Vente d’armes, déploiement de troupes, recours à des sociétés de sécurité privées. Derrière la vaste offensive économique chinoise, le bruit des bottes se fait désormais entendre, ainsi qu’une inflexion perceptible de sa célèbre politique de « non-ingérence », alors que se réunit cette semaine le sommet Chine/Afrique
En 2017, à Djibouti, lorsque Pékin a inauguré sa première base militaire à l’étranger, beaucoup, au premier rang desquels les américains, s’en sont inquiétés. Il faut dire que le camp chinois n’est qu’à quelques kilomètres du camp Lemonnier, créé après les attentats terroristes du 11 septembre 2001, et où stationnent quelque 4 000 marines. Certains sont impliqués dans des missions très secrètes, notamment des assassinats ciblés de drones au Moyen-Orient et dans la Corne de l’Afrique, et des raids au Yémen. Washington a aussitôt craint une surveillance chinoise de ces activités.

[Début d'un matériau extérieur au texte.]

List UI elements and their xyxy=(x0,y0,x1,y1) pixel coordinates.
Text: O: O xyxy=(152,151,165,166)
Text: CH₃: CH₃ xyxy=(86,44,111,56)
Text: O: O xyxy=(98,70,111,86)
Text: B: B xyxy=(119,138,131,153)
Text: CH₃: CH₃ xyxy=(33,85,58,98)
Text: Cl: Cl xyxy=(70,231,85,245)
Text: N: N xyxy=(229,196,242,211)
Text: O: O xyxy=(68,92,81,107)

La marine chinoise sera bientôt la première du monde, devant les États-Unis. De fait, « la base de Djibouti constitue un énorme développement stratégique », selon Peter Dutton, professeur d’études stratégiques au Naval War College de Rhode Island : « C’est l’expansion de la puissance navale pour protéger le commerce et les intérêts régionaux de la Chine dans la Corne de l’Afrique, c’est ce que font les pouvoirs expansionnistes. La Chine a tiré des leçons de la Grande-Bretagne il y a 200 ans », a-t-il expliqué au New York Times en 2017. La base de Djibouti faciliterait aussi le transfert d’armes chinoises, disent les experts.
L’Algérie en tète
Les ventes d’armes chinoises aux pays africains ont été multipliées par trois sur la période 2008-2019 par rapport à la décennie précédente. Bon marchés, les équipements militaires chinois ont de plus en plus d’acquéreurs sur le continent, depuis les armées régulières jusque dans les rangs des groupuscules terroristes et rebelles.
Ainsi des hélicoptères Z-9 en Zambie, mais aussi des lance-roquettes WS-1 dans l’armée soudanaise ou encore des missiles anti-chars Red Arrow-73D chez les voisins du Soudan du Sud et du Darfour. L’Algérie est le premier client africain de la Chine, devant la Tanzanie, le Maroc et le Soudan. Suivent le Nigeria et le Cameroun. Mais « plusieurs États africains sont également les destinataires d’armes légères et de petit calibre chinois, bien que le volume de ces transferts soit absent des statistiques publiques. La Chine s’est opposée à l’inscription de ces armes au Registre des armes classiques des Nations Unies », expliquent les chercheurs Mathieu Duchâtel, Richard Gowan et Manuel Lafont Rapnouil, dans une note de 2016, « Into Africa : Chinese global security shift » (European Council on Foreign Relations, ECFR).
Selon les chiffres du Stockholm International Peace Research Institute (Sipri), compilés par Mondafrique, avec 3,278 milliards de dollars entre 2008 et 2019, le volume des ventes chinoises reste loin de celui des Russes, premier vendeur d’armes en Afrique avec 15,775 milliards de dollars sur la même période, mais se rapproche du niveaux des États-Unis, deuxième marchand sur le continent avec 5,667 milliards de dollars sur la décennie étudiée.
Pour Andrew Hull et David Markov, de l’Institute for Defense Analyses (IDA), la bascule se situe vers 2010, année où le salon African Aerospace and Defense (AAD) organisée en Afrique du Sud tous les deux ans a accueilli pour la première fois une représentation chinoise importante, avec une dizaine de sociétés sur un pavillon national de 1200 mètres carrés.
Des formations militaires
La présence militaire de la Chine ne se traduit pas seulement par la vente d’armes. « La Chine dispense une formation aux militaires nigérians et camerounais pour leurs opérations contre Boko Haram, et soutient la mission de l’Union africaine contre Al Shabaab en Somalie », lit-on encore dans la note de l’ECFR.
Le chercheur He Wenping, repris dans la note de l’ECFR citée plus haut, dit que « les évènements libyens et soudanais, en 2011, où des ressortissants et des entreprises chinoises ont été pris au dépourvu par des conflits armés meurtriers, ont amorcé le changement de politique africaine de la Chine.